Pharmacy’s future lies in the delivery of professional services as it moves away from the purely supply function, delegates at the Friendlies’ Conference were told.
“I don’t think I would have said that 10 years ago because I didn’t think as a profession we were ready. But I do now because there are so many opportunities where we can do more,” said Dr Lance Emerson, PSA CEO.
He said baby boomers are spending more on health services; but as nation we are not managing chronic disease well.
“Australia has one of highest rates of chronic diseases among OECD countries. Pharmacy can do more in chronic disease management, especially in areas where access to healthcare is low and the need is great.”
Emerson cited how Aboriginal life expectancy was the same today as it would have been 100 years ago for a person from a non-Indigenous background.
“That’s a national disgrace.”
But opportunities also lie in the growth of self-care; the general move away from goods to services, which people are willing to pay for; and the growing recognition of pharmacy’s changing role.
For example, surveys show 80% of people believe pharmacy is capable of offering more, he said. So, as a profession we must embrace these opportunities, he said.

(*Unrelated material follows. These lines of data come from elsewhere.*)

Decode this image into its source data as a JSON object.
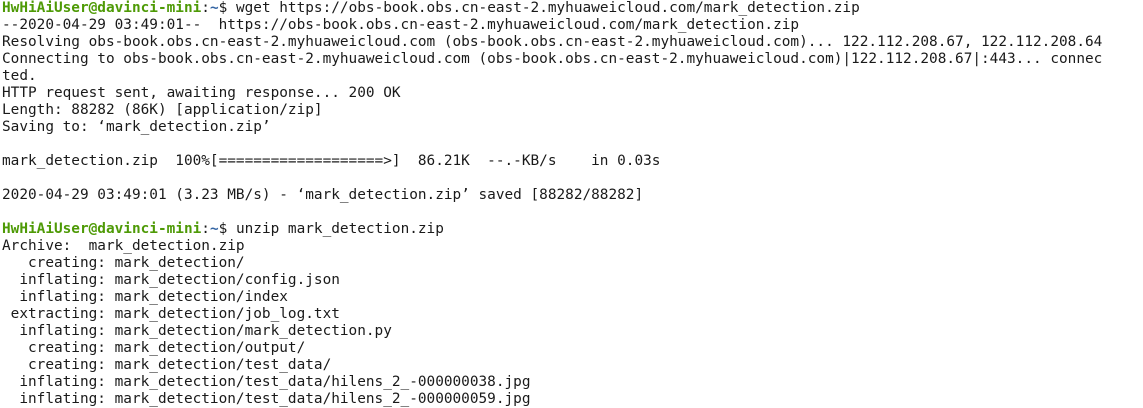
{
  "terminal": {
    "prompt": {
      "user_host": "HwHiAiUser@davinci-mini",
      "path": "~",
      "symbol": "$ "
    },
    "command_wget": "wget https://obs-book.obs.cn-east-2.myhuaweicloud.com/mark_detection.zip",
    "wget_output": [
      "--2020-04-29 03:49:01--  https://obs-book.obs.cn-east-2.myhuaweicloud.com/mark_detection.zip",
      "Resolving obs-book.obs.cn-east-2.myhuaweicloud.com (obs-book.obs.cn-east-2.myhuaweicloud.com)... 122.112.208.67, 122.112.208.64",
      "Connecting to obs-book.obs.cn-east-2.myhuaweicloud.com (obs-book.obs.cn-east-2.myhuaweicloud.com)|122.112.208.67|:443... connec",
      "ted.",
      "HTTP request sent, awaiting response... 200 OK",
      "Length: 88282 (86K) [application/zip]",
      "Saving to: ‘mark_detection.zip’"
    ],
    "progress_line": "mark_detection.zip  100%[===================>]  86.21K  --.-KB/s    in 0.03s",
    "saved_line": "2020-04-29 03:49:01 (3.23 MB/s) - ‘mark_detection.zip’ saved [88282/88282]",
    "command_unzip": "unzip mark_detection.zip",
    "unzip_output": [
      "Archive:  mark_detection.zip",
      "   creating: mark_detection/",
      "  inflating: mark_detection/config.json",
      "  inflating: mark_detection/index",
      " extracting: mark_detection/job_log.txt",
      "  inflating: mark_detection/mark_detection.py",
      "   creating: mark_detection/output/",
      "   creating: mark_detection/test_data/",
      "  inflating: mark_detection/test_data/hilens_2_-000000038.jpg",
      "  inflating: mark_detection/test_data/hilens_2_-000000059.jpg"
    ]
  }
}
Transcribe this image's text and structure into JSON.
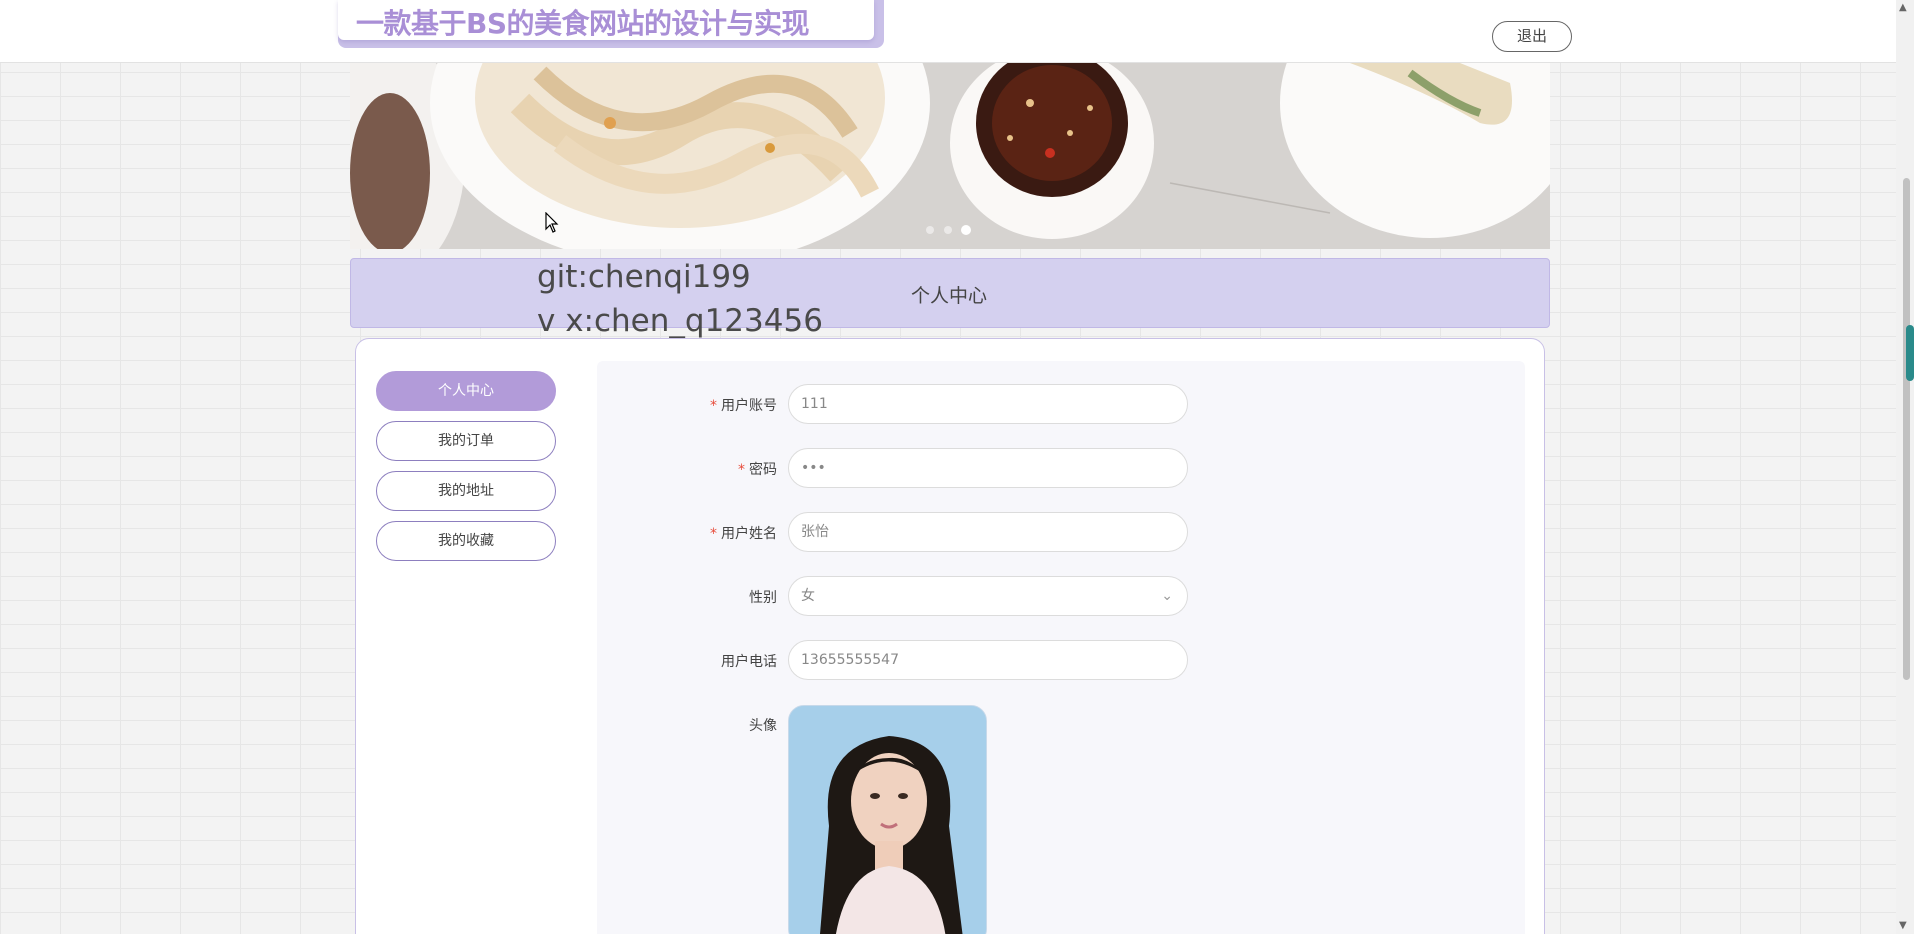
{
  "header": {
    "site_title": "一款基于BS的美食网站的设计与实现",
    "logout_label": "退出"
  },
  "banner": {
    "slide_count": 3,
    "active_slide": 3
  },
  "breadcrumb": {
    "git_line": "git:chenqi199",
    "wechat_line": "v x:chen_q123456",
    "page_title": "个人中心"
  },
  "sidebar": {
    "items": [
      {
        "label": "个人中心",
        "active": true
      },
      {
        "label": "我的订单",
        "active": false
      },
      {
        "label": "我的地址",
        "active": false
      },
      {
        "label": "我的收藏",
        "active": false
      }
    ]
  },
  "form": {
    "account": {
      "label": "用户账号",
      "required": true,
      "value": "111"
    },
    "password": {
      "label": "密码",
      "required": true,
      "value": "•••"
    },
    "name": {
      "label": "用户姓名",
      "required": true,
      "value": "张怡"
    },
    "gender": {
      "label": "性别",
      "required": false,
      "value": "女"
    },
    "phone": {
      "label": "用户电话",
      "required": false,
      "value": "13655555547"
    },
    "avatar": {
      "label": "头像"
    }
  },
  "colors": {
    "accent": "#b29bd9",
    "title": "#a98fd6",
    "strip": "#d4d0ef",
    "required": "#e74c3c"
  },
  "icons": [
    "chevron-down-icon",
    "cursor-icon",
    "avatar-image"
  ]
}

One example is the recent success of in-pharmacy flu vaccinations; one which the public has been willing to pay for.
“In fact, recent research demonstrated flu vaccination reduces the risk of heart attacks—this is a great public health benefit.”
Minor ailments, he said, is an area where pharmacy can do more as it is “the number one cab off the rank, especially in the UK”.
“There have been consistent findings that minor ailments in pharmacy do work. It doesn’t reduce GP consultations as it frees them up, and is positive for hospital emergency departments. In fact, research has shown that pharmacy is the most cost effective way to deal with minor ailments,” he added.
However, to make the most of these opportunities, pharmacy needs to plan and not rely on the government to fund these new health services. Also, pharmacy cannot keep piloting programs and then switching to something else.
“We need to embed them in our practice and develop our own models to fund them, backed by evidence and data so that we know that they are cost effective and improve health outcomes,” said Emerson.